The phrase “white supremacy” is misleading, as it makes people think that the battle is only between Black and white people, but the battle is really between wealthy, white men… and everyone else. Women, children, the elderly, the disabled, the poor , members of the LGBTQ community – these and other disaffected groups are at the mercy, it seems, of a few white men who have no regard for anyone but themselves.

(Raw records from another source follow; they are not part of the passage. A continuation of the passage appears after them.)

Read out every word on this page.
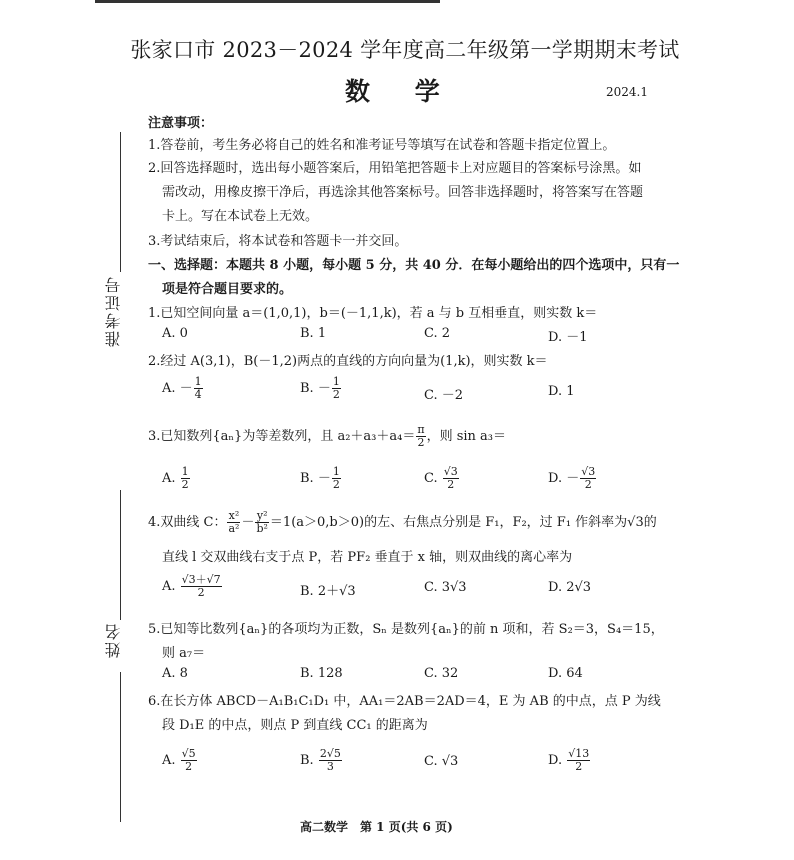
张家口市 2023－2024 学年度高二年级第一学期期末考试
数 学	2024.1
准考证号
姓名
注意事项：
1.答卷前，考生务必将自己的姓名和准考证号等填写在试卷和答题卡指定位置上。
2.回答选择题时，选出每小题答案后，用铅笔把答题卡上对应题目的答案标号涂黑。如
需改动，用橡皮擦干净后，再选涂其他答案标号。回答非选择题时，将答案写在答题
卡上。写在本试卷上无效。
3.考试结束后，将本试卷和答题卡一并交回。
一、选择题：本题共 8 小题，每小题 5 分，共 40 分．在每小题给出的四个选项中，只有一
项是符合题目要求的。
1.已知空间向量 a＝(1,0,1)，b＝(－1,1,k)，若 a 与 b 互相垂直，则实数 k＝
A. 0	B. 1	C. 2	D. －1
2.经过 A(3,1)，B(－1,2)两点的直线的方向向量为(1,k)，则实数 k＝
A. － $\frac{1}{4}$	B. － $\frac{1}{2}$	C. －2	D. 1
3.已知数列{aₙ}为等差数列，且 $a_2+a_3+a_4= \frac{\pi}{2}$ ，则 sin a₃＝
A. $\frac{1}{2}$	B. － $\frac{1}{2}$	C. $\frac{√3}{2}$	D. － $\frac{√3}{2}$
4.双曲线 C： $\frac{\text{x²}}{\text{a²}} - \frac{\text{y²}}{\text{b²}} =1(a>0,b>0)$的左、右焦点分别是 F₁，F₂，过 F₁ 作斜率为√3的
直线 l 交双曲线右支于点 P，若 PF₂ 垂直于 x 轴，则双曲线的离心率为
A. $\frac{√3+√7}{2}$	B. 2＋√3	C. 3√3	D. 2√3
5.已知等比数列{aₙ}的各项均为正数，Sₙ 是数列{aₙ}的前 n 项和，若 S₂＝3，S₄＝15，
则 a₇＝
A. 8	B. 128	C. 32	D. 64
6.在长方体 ABCD－A₁B₁C₁D₁ 中，AA₁＝2AB＝2AD＝4，E 为 AB 的中点，点 P 为线
段 D₁E 的中点，则点 P 到直线 CC₁ 的距离为
A. $\frac{√5}{2}$	B. $\frac{2√5}{3}$	C. √3	D. $\frac{√13}{2}$
高二数学　第 1 页(共 6 页)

It seems that the quest for a master race has never completely been abandoned. The makeup of the federal government is, unfortunately, predominantly wealthy white men. There is a wicked irony in the president’s words that he is in Washington to “drain the swamp” only because his definition of “swamp” seems to have been those who were not white and wealthy and male. The clear implication of candidate Trump’s promise to “drain the swamp” was that he would rid Washington of corruption. Corruption, though, seems to have been defined by race and sex. In his administration, people of color and women are visibly absent. They were “the swamp” of which the candidate spoke. They have been removed, replaced by wealthy white males, many of whom have worked for the very institutions the president criticized when he was running for office..
The swamp of inclusion has been drained to make room for murky waters of a new swamp.

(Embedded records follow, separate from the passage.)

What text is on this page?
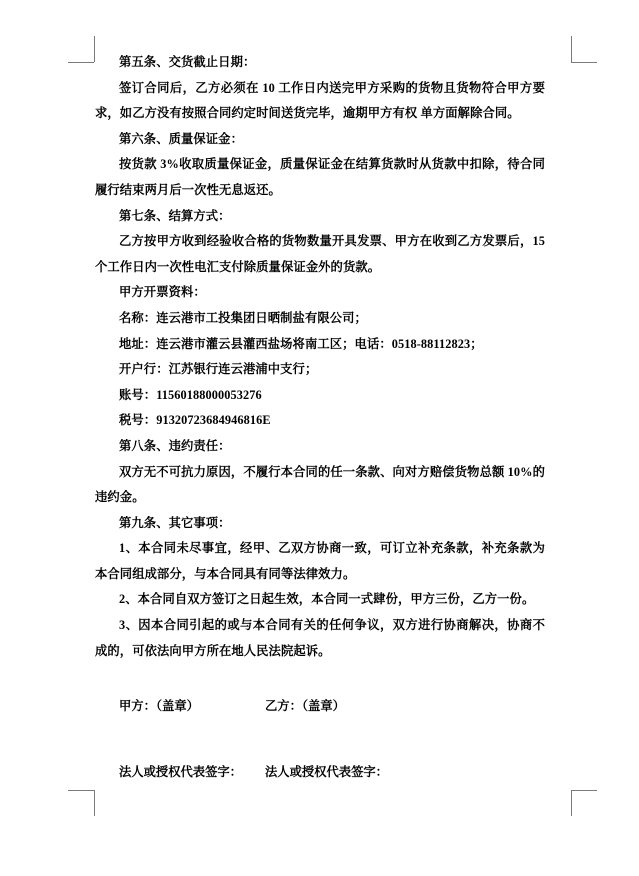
第五条、交货截止日期：

签订合同后，乙方必须在 10 工作日内送完甲方采购的货物且货物符合甲方要求，如乙方没有按照合同约定时间送货完毕，逾期甲方有权 单方面解除合同。

第六条、质量保证金：

按货款 3%收取质量保证金，质量保证金在结算货款时从货款中扣除，待合同履行结束两月后一次性无息返还。

第七条、结算方式：

乙方按甲方收到经验收合格的货物数量开具发票、甲方在收到乙方发票后，15 个工作日内一次性电汇支付除质量保证金外的货款。

甲方开票资料：

名称：连云港市工投集团日晒制盐有限公司；

地址：连云港市灌云县灌西盐场将南工区；电话：0518-88112823；

开户行：江苏银行连云港浦中支行；

账号：11560188000053276

税号：91320723684946816E

第八条、违约责任：

双方无不可抗力原因，不履行本合同的任一条款、向对方赔偿货物总额 10%的违约金。

第九条、其它事项：

1、本合同未尽事宜，经甲、乙双方协商一致，可订立补充条款，补充条款为本合同组成部分，与本合同具有同等法律效力。

2、本合同自双方签订之日起生效，本合同一式肆份，甲方三份，乙方一份。

3、因本合同引起的或与本合同有关的任何争议，双方进行协商解决，协商不成的，可依法向甲方所在地人民法院起诉。

甲方：（盖章）	乙方：（盖章）
法人或授权代表签字：	法人或授权代表签字：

The problem, however, is that this “new swamp” isn’t new at all, but is instead a return to a white supremacist world that came before the wave of social change that brought more rights not only to Black people, but to Brown people, women, the poor, and to anyone suffering from unjust policies in our country.

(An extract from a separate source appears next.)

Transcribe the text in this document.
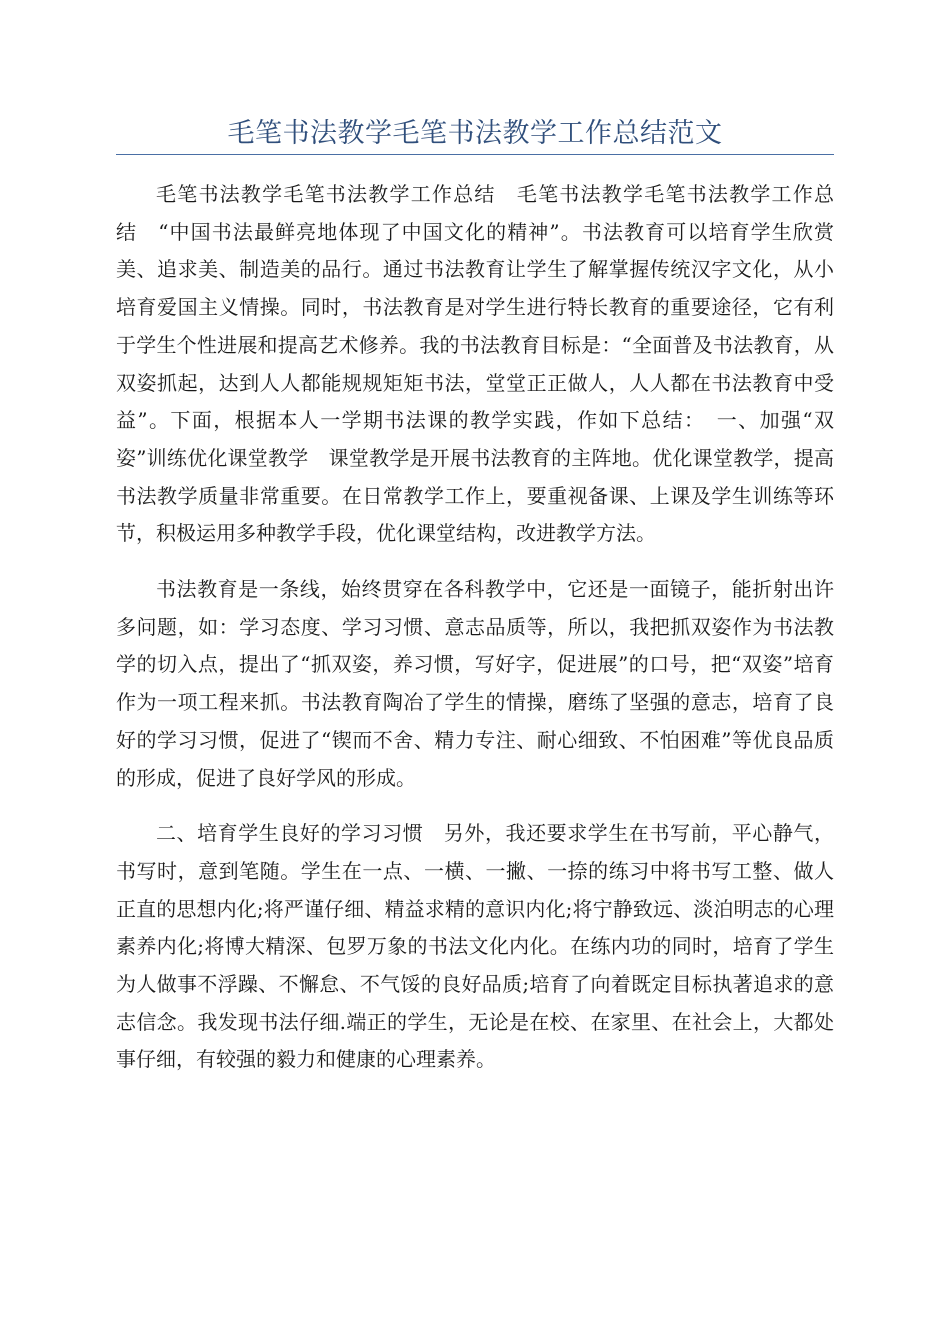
毛笔书法教学毛笔书法教学工作总结范文

毛笔书法教学毛笔书法教学工作总结　毛笔书法教学毛笔书法教学工作总结　“中国书法最鲜亮地体现了中国文化的精神”。书法教育可以培育学生欣赏美、追求美、制造美的品行。通过书法教育让学生了解掌握传统汉字文化，从小培育爱国主义情操。同时，书法教育是对学生进行特长教育的重要途径，它有利于学生个性进展和提高艺术修养。我的书法教育目标是：“全面普及书法教育，从双姿抓起，达到人人都能规规矩矩书法，堂堂正正做人，人人都在书法教育中受益”。下面，根据本人一学期书法课的教学实践，作如下总结：　一、加强“双姿”训练优化课堂教学　课堂教学是开展书法教育的主阵地。优化课堂教学，提高书法教学质量非常重要。在日常教学工作上，要重视备课、上课及学生训练等环节，积极运用多种教学手段，优化课堂结构，改进教学方法。

书法教育是一条线，始终贯穿在各科教学中，它还是一面镜子，能折射出许多问题，如：学习态度、学习习惯、意志品质等，所以，我把抓双姿作为书法教学的切入点，提出了“抓双姿，养习惯，写好字，促进展”的口号，把“双姿”培育作为一项工程来抓。书法教育陶冶了学生的情操，磨练了坚强的意志，培育了良好的学习习惯，促进了“锲而不舍、精力专注、耐心细致、不怕困难”等优良品质的形成，促进了良好学风的形成。

二、培育学生良好的学习习惯　另外，我还要求学生在书写前，平心静气，书写时，意到笔随。学生在一点、一横、一撇、一捺的练习中将书写工整、做人正直的思想内化;将严谨仔细、精益求精的意识内化;将宁静致远、淡泊明志的心理素养内化;将博大精深、包罗万象的书法文化内化。在练内功的同时，培育了学生为人做事不浮躁、不懈怠、不气馁的良好品质;培育了向着既定目标执著追求的意志信念。我发现书法仔细.端正的学生，无论是在校、在家里、在社会上，大都处事仔细，有较强的毅力和健康的心理素养。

Making America great again is about putting non-whites and females “back in their places” which allows wealthy white men to more easily wield the control they think is their birthright.
It is maddening to have fought so hard for justice, just to see this administration systematically and methodically strip all groups of the gains they made. The anger of the president’s base seems to stem from resentment over some previously marginalized groups being allowed onto the playing field while they, even in their whiteness, were never able to do the same. The message being touted by this president to that base, sometimes given via dog whistles but at other times via bullhorns, is that they should not fret: no matter what gains “others” made, they will be dealt with. They will be put back in their places. Subscribe to The Morning Email.
White supremacy represents the height of repressive and oppressive beliefs. It teaches that anyone who is not a white, Christian, wealthy male is “less than” ideal, and not deserving of full American citizenship with all of the attendant rights.
During the Eugenics Movement of the 1920s, there was a movement to “perfect” humanity. White males determined who was “fit” to be an American and who was not. Even President Theodore Roosevelt said that “the unfit must be forbidden to leave offspring behind them.” U.S. Supreme Court Justice Oliver Wendell Holmes, and beloved American icons, believed that the United States had the right and the responsibility to prevent the undesirables from reproducing. Holmes wrote, “It is better for all the world, if instead of waiting to execute degenerate offspring for crime, or to let them starve for their imbecility, society can prevent those who are manifestly unfit from continuing their kind.” (from Imbeciles: The Supreme Court, American Eugenics and the Sterilization of Carrie Buck by Adam Cohen, p. 2)
The determination of this administration, and more specifically, the quest of white supremacists to “make America great again” by reinstating wealthy, white, Protestant males at the helm of everything is not genocide in the classic sense. Except for the mass numbers of African American males being either shot to death or imprisoned at alarmingly high rates, the “undesirables” are not being eliminated or put out of circulation as the Jews were during the Holocaust, but their gains are being intentionally and regularly eroded. The gap between the very wealthy and the very poor is widening, even as the middle class is slowly disappearing. Those who have fought, marched, and even lost their lives to make America a “more perfect union” are seeing their work being washed down the drain.
What is being done now, and what has already been done this first year of this administration, will take generations to reverse. It feels like the masses have been knitting a sweater and got almost to the end and then realized a stitch was dropped, and now all the stitches done after that one dropped stitch are being undone so that there will not be a hole where there should not be.
It is maddeningly frustrating, on top of being unjust and even cruel. Frederick Douglass said that power concedes nothing without a struggle, and he was right. The marginalized who had gotten into the circle are being pushed back to the circumference and though they are fighting to hold the gains made, it feels like a losing proposition. This country and the world is fighting American white supremacy, and the fight is brutal, unfair and unwavering and far-reaching. White people who thought white supremacy favored them need to think again. This democracy was created by wealthy, white Protestant males, and that same group of people aim to keep that small club intact and in control. “Liberty and justice for all” is not what is being currently fought for, but rather, liberty, justice and privilege for the few. Equality for all was never the intent of the Constitution. I daresay some of the Founding Fathers approve of what is happening, the frustration of the masses notwithstanding.